How often should I water gaillardia 'goblin'?
Water gaillardia 'goblin' when the top 3-4 cm of soil is dry, roughly every 7-10 days once established. Water regularly the first season to root in, then only during prolonged drought. It strongly resents soggy soil; overwatering causes crown rot and short life. The finger-test (or lifting the pot to feel its weight) beats a fixed weekly calendar because pot size, light, and season all change how fast the soil dries.
Is gaillardia 'goblin' toxic to cats and dogs?

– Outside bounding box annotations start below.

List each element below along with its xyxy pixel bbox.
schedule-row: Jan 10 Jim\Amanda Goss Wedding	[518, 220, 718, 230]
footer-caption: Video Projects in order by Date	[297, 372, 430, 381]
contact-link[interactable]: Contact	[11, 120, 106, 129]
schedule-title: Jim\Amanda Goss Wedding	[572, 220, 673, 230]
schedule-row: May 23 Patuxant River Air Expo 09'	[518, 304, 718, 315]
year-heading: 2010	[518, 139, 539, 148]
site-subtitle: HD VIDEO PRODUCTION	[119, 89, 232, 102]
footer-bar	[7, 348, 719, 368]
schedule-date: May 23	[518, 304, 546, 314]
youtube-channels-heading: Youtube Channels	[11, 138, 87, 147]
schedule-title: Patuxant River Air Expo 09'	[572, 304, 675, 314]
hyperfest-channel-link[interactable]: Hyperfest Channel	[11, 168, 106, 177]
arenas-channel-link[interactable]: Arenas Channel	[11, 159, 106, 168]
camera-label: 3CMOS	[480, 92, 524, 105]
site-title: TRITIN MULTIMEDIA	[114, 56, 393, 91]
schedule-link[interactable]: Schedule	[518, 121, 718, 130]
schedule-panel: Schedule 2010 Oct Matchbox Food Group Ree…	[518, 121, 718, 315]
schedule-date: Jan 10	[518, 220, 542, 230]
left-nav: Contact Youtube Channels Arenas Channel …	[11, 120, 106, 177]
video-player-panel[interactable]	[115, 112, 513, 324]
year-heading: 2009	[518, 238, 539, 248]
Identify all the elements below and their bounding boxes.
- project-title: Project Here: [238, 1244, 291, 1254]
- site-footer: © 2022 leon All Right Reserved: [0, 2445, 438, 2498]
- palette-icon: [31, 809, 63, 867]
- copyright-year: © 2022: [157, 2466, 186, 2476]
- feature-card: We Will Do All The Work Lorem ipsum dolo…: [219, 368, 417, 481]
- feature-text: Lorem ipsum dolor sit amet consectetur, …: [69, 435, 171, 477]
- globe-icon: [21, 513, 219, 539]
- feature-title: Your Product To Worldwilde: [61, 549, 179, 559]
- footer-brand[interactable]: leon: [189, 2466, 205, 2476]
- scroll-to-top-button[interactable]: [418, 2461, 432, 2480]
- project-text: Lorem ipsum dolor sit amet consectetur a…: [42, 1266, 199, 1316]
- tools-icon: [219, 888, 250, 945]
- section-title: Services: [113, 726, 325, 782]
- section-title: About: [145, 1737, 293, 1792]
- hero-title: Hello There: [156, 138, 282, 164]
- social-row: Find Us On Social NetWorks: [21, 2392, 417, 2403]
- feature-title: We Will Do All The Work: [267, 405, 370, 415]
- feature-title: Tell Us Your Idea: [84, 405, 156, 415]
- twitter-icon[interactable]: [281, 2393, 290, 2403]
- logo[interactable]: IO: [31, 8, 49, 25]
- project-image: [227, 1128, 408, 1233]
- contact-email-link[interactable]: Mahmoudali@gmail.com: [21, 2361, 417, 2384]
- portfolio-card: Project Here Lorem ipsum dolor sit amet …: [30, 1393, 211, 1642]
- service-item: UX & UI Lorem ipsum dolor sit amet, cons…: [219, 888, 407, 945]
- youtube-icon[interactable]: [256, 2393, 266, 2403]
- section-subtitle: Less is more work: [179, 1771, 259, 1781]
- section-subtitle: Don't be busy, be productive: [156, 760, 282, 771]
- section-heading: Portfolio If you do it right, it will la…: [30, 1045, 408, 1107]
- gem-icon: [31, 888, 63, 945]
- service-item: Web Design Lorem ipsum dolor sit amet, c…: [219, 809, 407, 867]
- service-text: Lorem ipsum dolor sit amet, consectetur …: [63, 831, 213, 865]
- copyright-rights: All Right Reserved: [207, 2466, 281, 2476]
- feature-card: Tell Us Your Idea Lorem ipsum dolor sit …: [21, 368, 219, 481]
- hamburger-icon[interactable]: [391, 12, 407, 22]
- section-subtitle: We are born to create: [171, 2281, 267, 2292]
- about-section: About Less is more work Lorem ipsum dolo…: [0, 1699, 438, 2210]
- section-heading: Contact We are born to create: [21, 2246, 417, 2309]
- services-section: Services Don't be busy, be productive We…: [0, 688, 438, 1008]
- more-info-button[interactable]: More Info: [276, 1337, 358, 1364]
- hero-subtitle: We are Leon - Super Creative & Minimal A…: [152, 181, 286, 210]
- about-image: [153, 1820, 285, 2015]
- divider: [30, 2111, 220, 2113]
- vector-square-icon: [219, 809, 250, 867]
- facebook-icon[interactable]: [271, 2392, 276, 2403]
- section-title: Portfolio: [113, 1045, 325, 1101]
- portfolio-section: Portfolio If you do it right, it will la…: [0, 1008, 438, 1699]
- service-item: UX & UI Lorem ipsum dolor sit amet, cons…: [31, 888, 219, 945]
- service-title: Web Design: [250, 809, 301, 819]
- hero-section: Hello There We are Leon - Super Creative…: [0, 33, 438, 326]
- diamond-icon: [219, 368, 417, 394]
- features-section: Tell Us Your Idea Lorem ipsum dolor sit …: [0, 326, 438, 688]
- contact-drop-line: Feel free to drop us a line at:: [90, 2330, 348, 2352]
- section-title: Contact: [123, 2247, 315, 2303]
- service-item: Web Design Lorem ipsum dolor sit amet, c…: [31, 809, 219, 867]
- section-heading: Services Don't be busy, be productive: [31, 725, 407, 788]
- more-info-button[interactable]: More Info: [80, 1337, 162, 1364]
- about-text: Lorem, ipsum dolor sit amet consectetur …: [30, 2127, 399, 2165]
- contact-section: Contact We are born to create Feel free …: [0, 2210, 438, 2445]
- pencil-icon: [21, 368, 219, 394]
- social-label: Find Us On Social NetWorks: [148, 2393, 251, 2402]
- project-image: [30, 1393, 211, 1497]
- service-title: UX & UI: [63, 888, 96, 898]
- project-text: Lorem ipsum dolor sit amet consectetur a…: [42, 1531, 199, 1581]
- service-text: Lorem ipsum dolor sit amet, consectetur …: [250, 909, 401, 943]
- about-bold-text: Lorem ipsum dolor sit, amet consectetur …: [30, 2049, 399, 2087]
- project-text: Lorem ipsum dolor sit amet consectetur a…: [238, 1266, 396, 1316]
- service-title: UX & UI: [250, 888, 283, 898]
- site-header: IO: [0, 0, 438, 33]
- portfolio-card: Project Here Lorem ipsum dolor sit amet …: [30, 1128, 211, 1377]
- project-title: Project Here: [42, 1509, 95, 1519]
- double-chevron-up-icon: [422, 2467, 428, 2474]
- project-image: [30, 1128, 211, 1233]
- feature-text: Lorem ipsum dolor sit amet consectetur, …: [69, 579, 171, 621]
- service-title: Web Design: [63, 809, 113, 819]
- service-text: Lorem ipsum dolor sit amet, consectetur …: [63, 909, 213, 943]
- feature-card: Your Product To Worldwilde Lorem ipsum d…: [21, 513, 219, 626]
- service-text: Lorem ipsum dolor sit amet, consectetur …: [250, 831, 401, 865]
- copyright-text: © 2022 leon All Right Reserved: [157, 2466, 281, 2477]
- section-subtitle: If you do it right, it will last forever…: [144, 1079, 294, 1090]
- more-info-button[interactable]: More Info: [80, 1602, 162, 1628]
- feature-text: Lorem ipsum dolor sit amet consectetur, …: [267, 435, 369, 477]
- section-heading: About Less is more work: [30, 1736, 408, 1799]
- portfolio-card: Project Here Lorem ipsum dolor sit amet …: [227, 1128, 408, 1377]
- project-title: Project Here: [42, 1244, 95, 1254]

Gaillardia 'Goblin' is mildly toxic to pets. Gaillardia is not individually listed by the ASPCA; treat with caution and verify with a vet. As an Asteraceae member it contains sesquiterpene lactones that can cause contact dermatitis around the mouth and mild gastrointestinal upset (drooling, vomiting) if chewed.
What USDA hardiness zone does gaillardia 'goblin' grow in?
Gaillardia 'Goblin' is rated for USDA zone 3-10 and RHS hardiness H5. Outside that range, grow it as a container plant that overwinters indoors before the first hard frost.
Gaillardia 'Goblin' deep-dive guides
Every aspect of gaillardia 'goblin' care, each with its own calibrated guide:
- Gaillardia 'Goblin' watering schedule
- Gaillardia 'Goblin' light requirements
- Best soil mix for gaillardia 'goblin'
- Gaillardia 'Goblin' fertilizing guide
- When to repot gaillardia 'goblin'
- How to propagate gaillardia 'goblin'
- Gaillardia 'Goblin' growth rate & size
- Gaillardia 'Goblin' cold hardiness
- Gaillardia 'Goblin' temperature & humidity
- Is gaillardia 'goblin' toxic to cats & dogs?
- Is gaillardia 'goblin' toxic to cats?
- Is gaillardia 'goblin' toxic to dogs?
- Getting gaillardia 'goblin' to bloom
Featured in these plant shortlists
Gaillardia 'Goblin' qualifies for 4 curated Growli shortlists — each one filtered objectively from our structured plant-care library, so the selection is consistent and checkable:
- Best drought-tolerant houseplants — Houseplants that prefer to dry out — forgiving of forgotten watering and ideal for travel or busy weeks.
- Best flowering houseplants — Indoor plants grown for their blooms — selected from the flowering species in Growli’s plant-care library.
- Best small & tabletop houseplants — Compact houseplants that stay under about 40 cm — desk, shelf and windowsill plants that never outgrow a small space.
- Best houseplants for full sun — Houseplants that want direct sun — the species for a hot south or west-facing windowsill where shade-lovers scorch.
- Browse all 29 plant shortlists — pet-safe, low-light, drought-tolerant and more
Related guides
Gaillardia 'Goblin' is also commonly called Goblin blanket flower or dwarf blanket flower.